Yes, that summary works. Also, TBD is if this accidental dithering might 
actually be a good thing. Re-read Bob's recent SDR comment.

Note that counter resolution can be described by an rms value; a number 
computed from a calibrated noise floor test. Given a large set of samples, the 
rms noise is not due to the picket fence vs. camel hump effect, but by the 
Gaussian envelope that encloses those effects.

To see what I mean about the Gaussian envelope that encloses those effects:

http://leapsecond.com/pages/ticc/ticc-log5342-hist.gif

I'm talking about the outer envelope; the green trace. Stable32 calculates a 
stdev of 45 ps. So you could say: in this test the TICC has the "equivalent of" 
45 ps rms resolution.

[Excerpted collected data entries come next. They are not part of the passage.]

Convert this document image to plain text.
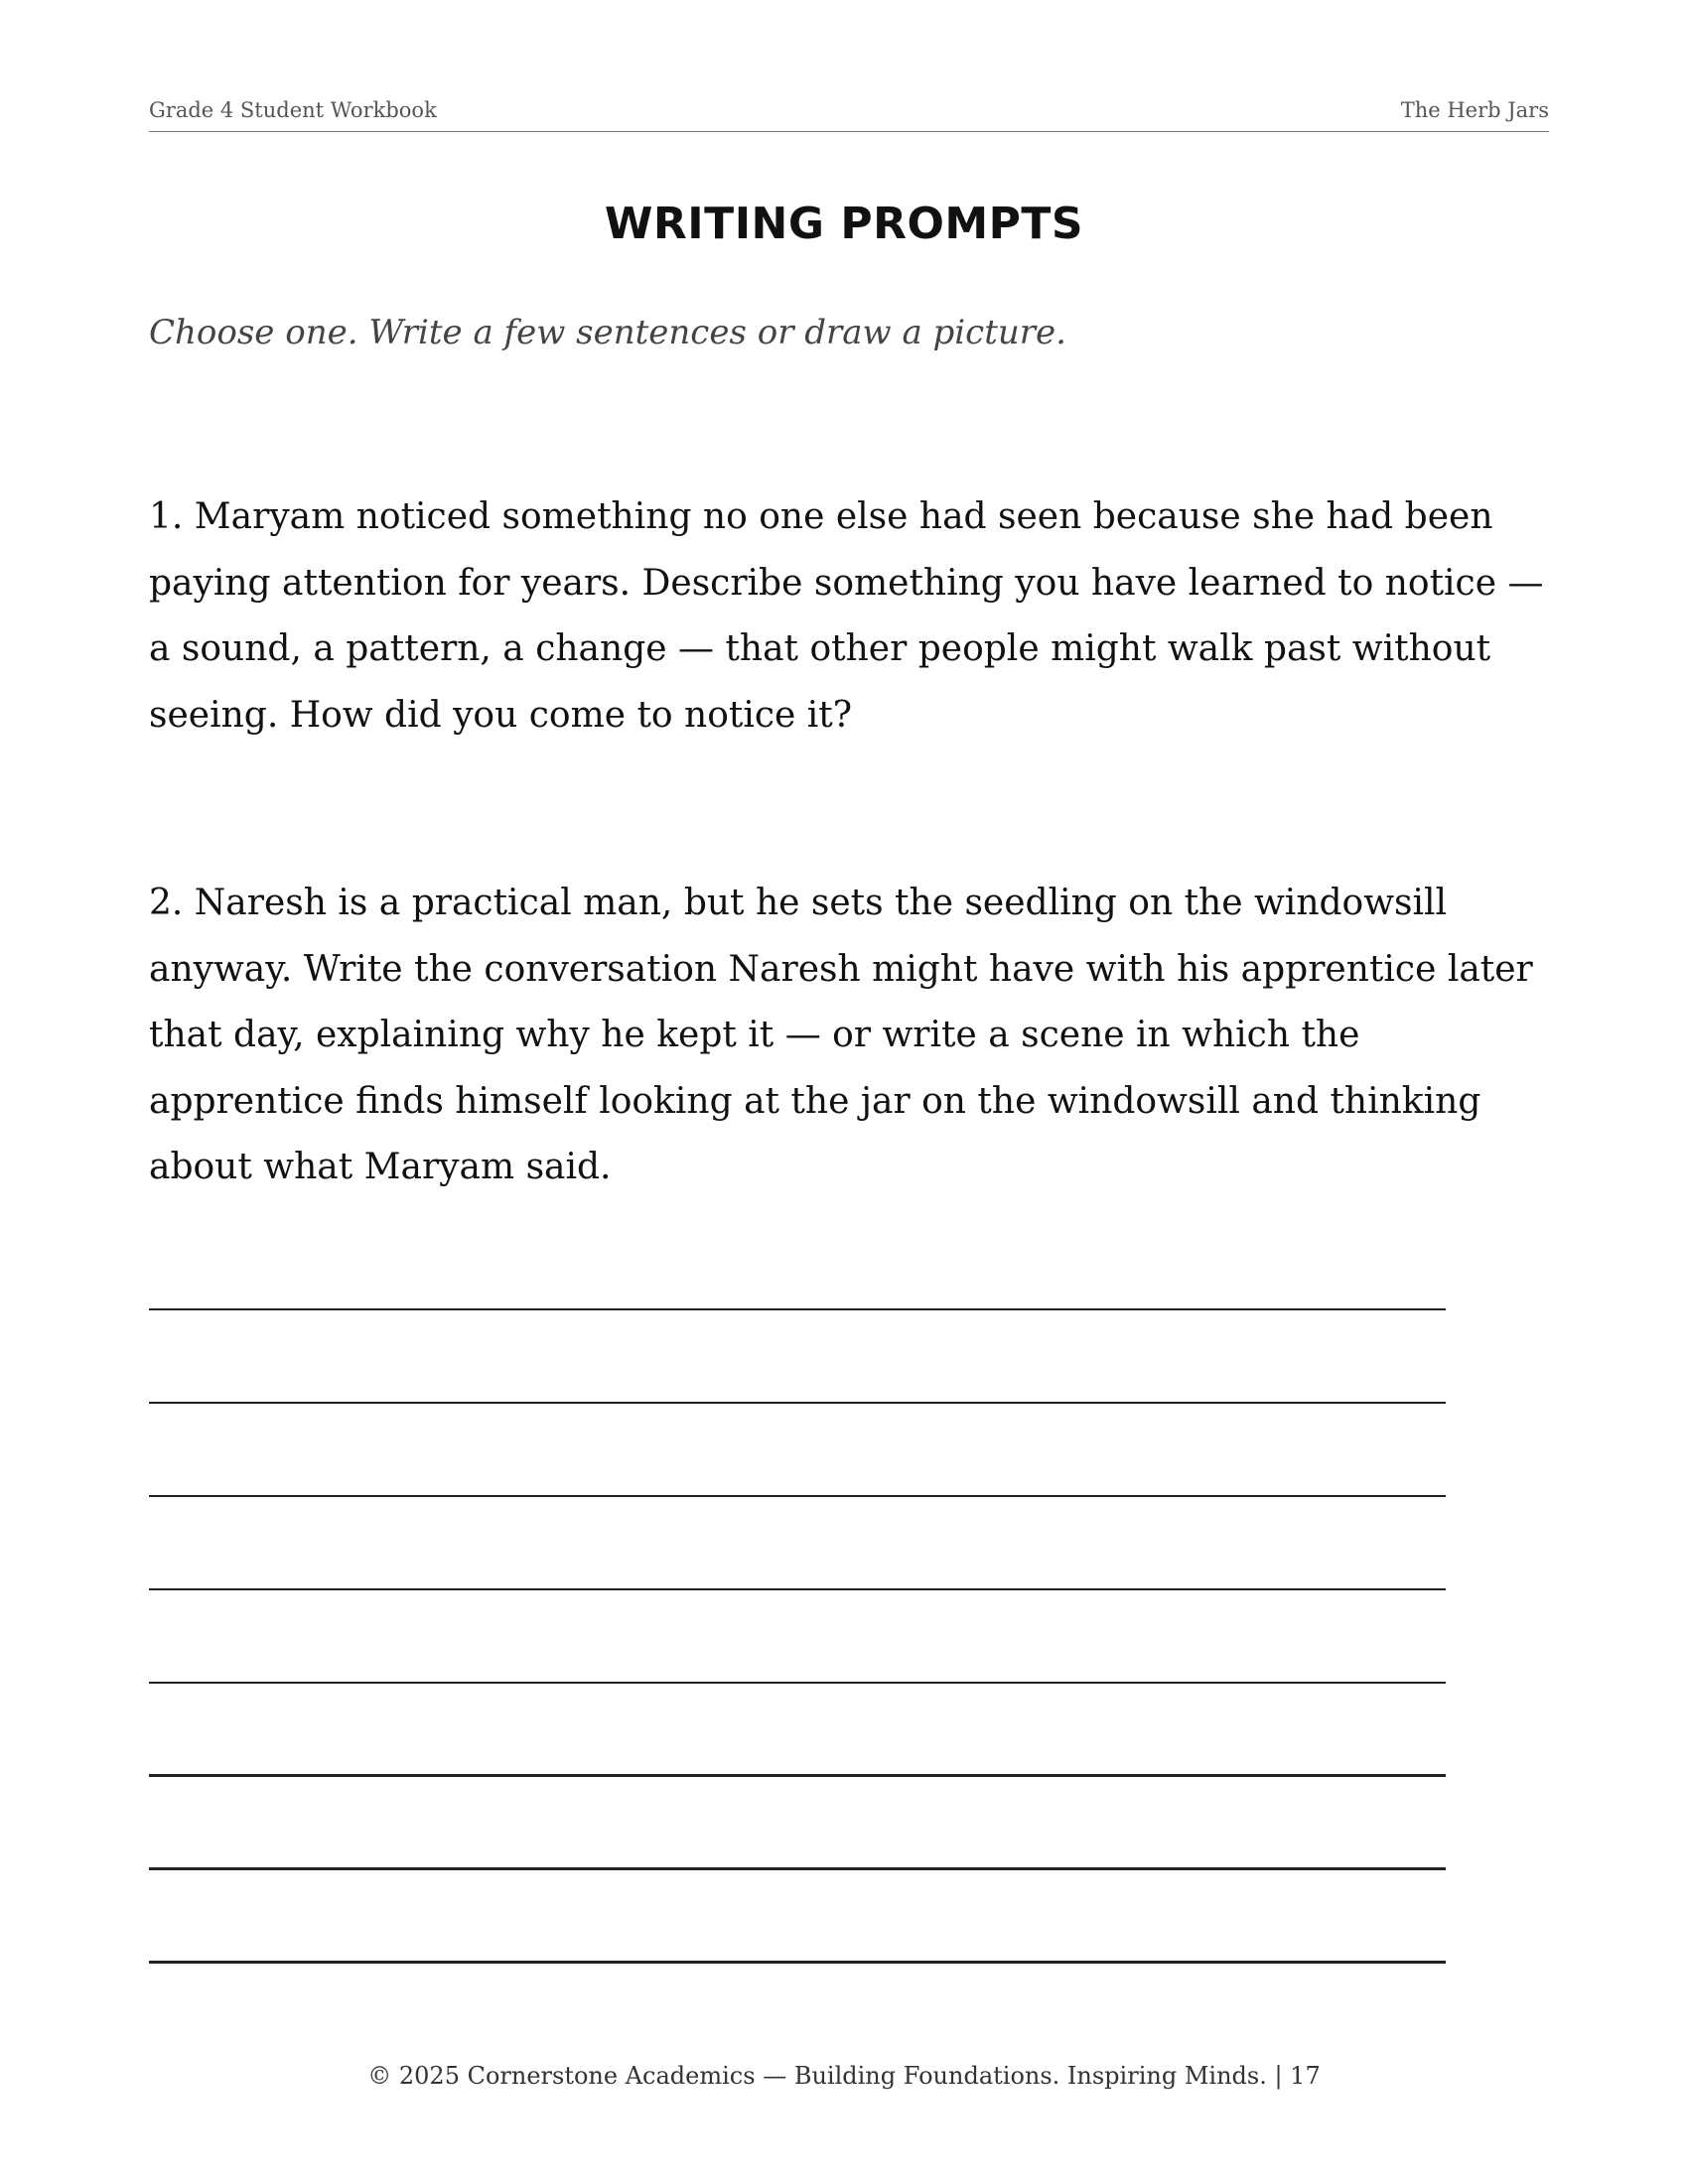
Grade 4 Student Workbook	The Herb Jars
WRITING PROMPTS
Choose one. Write a few sentences or draw a picture.
1. Maryam noticed something no one else had seen because she had been paying attention for years. Describe something you have learned to notice — a sound, a pattern, a change — that other people might walk past without seeing. How did you come to notice it?
2. Naresh is a practical man, but he sets the seedling on the windowsill anyway. Write the conversation Naresh might have with his apprentice later that day, explaining why he kept it — or write a scene in which the apprentice finds himself looking at the jar on the windowsill and thinking about what Maryam said.
© 2025 Cornerstone Academics — Building Foundations. Inspiring Minds. | 17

Some hand-waving required, but you get the idea.

> I wonder if it would help to round (or truncate) the TICC output to 10 ps, 
> since the
> last digit is noise anyway.  Or go even further and round to the nearest 50 
> ps.

Yes, change from 1 ps to 10 ps. 1 ps was handy during development to make sure 
output formatting was not a limiting factor. But once all the math was sorted 
out that 1 ps digit was excessive. I would not go to 50 ps, however. At that 
point numerical / decimal quantization effects get in the mix.